L’enfant est considéré en fonction de ses progrès et d’un devenir qui se situent dans un temps qui dépasse les attendus d’une année scolaire.

Les relations entre enfants sont également impactées par ce fonctionnement de classe, alliant des âges différents et la prise en compte des différences avec une autonomie collective. Durant ces quelques heures passées dans l’école, j’ai vu des enfants s’entraider dans leur travail, des groupes continuer à chercher et à s’interroger sur une problématique en cours, proposant, se contrariant, expliquant sa position aux autres, manipulant pour démontrer…

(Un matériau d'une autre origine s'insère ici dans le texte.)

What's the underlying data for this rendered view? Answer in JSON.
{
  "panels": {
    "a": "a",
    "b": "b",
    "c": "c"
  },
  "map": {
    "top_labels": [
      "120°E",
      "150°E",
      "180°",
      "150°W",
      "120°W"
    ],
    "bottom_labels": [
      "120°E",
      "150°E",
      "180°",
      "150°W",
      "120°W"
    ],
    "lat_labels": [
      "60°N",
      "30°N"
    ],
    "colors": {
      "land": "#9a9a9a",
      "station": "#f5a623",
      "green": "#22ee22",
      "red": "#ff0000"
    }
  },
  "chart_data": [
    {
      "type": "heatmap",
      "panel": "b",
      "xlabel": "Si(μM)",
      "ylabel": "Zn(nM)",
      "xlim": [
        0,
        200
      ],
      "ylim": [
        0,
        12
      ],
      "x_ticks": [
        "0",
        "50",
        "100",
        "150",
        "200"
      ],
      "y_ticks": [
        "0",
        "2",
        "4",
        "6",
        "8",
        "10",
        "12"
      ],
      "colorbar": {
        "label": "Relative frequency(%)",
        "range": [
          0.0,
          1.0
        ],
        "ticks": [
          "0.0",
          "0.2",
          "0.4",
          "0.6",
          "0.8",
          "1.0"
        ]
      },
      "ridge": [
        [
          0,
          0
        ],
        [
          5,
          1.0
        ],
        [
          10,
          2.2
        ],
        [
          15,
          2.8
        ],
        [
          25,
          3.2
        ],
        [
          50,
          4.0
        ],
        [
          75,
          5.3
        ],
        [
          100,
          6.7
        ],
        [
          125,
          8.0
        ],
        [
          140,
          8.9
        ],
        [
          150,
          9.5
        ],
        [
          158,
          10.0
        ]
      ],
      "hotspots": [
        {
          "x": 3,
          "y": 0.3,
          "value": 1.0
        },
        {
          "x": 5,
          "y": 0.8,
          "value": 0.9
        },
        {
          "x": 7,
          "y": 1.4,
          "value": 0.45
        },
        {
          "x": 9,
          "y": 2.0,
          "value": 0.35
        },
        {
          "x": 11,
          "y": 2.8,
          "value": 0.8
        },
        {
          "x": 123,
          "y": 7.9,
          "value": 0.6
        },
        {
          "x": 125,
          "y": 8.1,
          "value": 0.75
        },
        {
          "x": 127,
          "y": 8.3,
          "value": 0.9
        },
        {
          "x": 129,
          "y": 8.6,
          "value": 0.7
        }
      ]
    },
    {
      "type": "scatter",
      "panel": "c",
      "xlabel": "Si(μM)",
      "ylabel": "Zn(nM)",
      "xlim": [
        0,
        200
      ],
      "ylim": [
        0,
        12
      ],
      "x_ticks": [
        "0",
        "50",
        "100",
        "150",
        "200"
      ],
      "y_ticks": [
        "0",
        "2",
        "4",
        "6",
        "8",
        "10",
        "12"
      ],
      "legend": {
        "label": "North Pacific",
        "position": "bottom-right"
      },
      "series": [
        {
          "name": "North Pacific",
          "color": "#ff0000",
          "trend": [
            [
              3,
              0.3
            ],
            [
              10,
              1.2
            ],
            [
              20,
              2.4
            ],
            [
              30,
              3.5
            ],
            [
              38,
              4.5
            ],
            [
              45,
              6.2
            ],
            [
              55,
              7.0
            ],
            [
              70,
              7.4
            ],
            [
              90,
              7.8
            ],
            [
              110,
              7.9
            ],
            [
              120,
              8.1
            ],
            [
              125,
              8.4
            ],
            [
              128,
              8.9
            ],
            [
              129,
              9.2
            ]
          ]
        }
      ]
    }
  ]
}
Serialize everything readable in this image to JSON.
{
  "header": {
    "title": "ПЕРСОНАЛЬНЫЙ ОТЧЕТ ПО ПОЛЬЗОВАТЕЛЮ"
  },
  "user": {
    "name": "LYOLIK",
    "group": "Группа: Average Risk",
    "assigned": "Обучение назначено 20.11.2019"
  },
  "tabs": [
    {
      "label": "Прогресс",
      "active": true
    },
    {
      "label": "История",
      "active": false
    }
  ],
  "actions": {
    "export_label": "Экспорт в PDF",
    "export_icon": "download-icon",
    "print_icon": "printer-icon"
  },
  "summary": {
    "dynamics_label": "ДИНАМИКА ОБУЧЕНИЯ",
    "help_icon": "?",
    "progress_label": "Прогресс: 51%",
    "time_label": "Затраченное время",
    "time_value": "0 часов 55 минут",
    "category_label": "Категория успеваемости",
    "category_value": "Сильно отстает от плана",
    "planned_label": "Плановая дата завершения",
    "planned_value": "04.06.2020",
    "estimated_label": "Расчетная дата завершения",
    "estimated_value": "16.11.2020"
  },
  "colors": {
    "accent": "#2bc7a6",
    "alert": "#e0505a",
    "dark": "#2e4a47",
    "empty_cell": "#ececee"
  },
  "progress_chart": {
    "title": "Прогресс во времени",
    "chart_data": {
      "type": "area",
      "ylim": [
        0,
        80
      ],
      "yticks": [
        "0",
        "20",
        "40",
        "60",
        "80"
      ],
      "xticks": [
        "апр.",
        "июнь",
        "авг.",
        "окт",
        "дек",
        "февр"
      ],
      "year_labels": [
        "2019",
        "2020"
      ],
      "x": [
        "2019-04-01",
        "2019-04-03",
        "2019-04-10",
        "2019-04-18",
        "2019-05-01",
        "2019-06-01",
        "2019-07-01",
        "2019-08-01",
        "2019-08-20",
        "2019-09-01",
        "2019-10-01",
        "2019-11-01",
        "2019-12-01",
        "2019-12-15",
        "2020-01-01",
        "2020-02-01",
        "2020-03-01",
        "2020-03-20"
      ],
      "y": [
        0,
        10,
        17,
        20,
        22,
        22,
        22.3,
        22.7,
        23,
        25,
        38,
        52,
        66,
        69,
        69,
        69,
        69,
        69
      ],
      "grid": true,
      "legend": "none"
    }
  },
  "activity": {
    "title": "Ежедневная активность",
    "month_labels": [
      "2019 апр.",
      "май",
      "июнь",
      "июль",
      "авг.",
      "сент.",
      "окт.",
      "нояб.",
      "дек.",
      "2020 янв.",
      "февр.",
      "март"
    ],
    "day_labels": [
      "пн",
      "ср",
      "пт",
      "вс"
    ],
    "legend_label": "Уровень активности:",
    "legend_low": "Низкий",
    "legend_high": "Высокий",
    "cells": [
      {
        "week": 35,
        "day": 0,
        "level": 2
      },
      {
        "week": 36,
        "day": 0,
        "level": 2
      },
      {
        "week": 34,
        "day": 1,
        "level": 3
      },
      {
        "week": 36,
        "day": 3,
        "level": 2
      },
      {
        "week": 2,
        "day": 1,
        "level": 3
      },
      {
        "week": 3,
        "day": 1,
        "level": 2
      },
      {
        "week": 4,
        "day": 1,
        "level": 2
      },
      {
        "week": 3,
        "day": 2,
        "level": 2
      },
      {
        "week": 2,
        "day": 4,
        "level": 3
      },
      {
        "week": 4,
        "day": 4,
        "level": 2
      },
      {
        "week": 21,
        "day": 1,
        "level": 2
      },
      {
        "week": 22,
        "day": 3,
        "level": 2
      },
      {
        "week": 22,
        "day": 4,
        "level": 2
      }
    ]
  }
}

Cette immersion dans la réalité quotidienne de cette école du Vercors, nous renvoie au rapport au temps et à une efficacité de court terme généralement demandée à l’école. On entend souvent parents et enseignants dire qu’ils préfèrent les classes à un seul niveau, avec comme argument le fait que les apprentissages sont plus ciblés, que cela est plus facile à gérer pour l’enseignement, que l’on se disperse moins et que l’on a davantage de temps à consacrer aux enfants. Pourtant la réalité de ces petites écoles rurales et de ce qu’elles induisent en ce qui concerne les apprentissages vient à l’encontre de cette vision tayloriste et encadrée de la progression des enfants. L’infrastructure de cette école rurale, prenant en charge tous les niveaux scolaires, facilite une véritable mise en place des cycles. Ce fonctionnement permet de pouvoir prendre le temps de connaître et faire évoluer les enfants, avec des exigences bienveillantes et adaptées à chacun. Le temps vers une autonomie tranquille, qui se construit jour après jour. Une école, lieu de vie, d’éducation et d’enseignement, qui donne du sens à ce qui est construit et appris, en lien avec la réalité des élèves.

Et si les cycles se mettaient vraiment en place dans toutes les écoles et que l’on osait donner aux enfants le temps d’apprendre.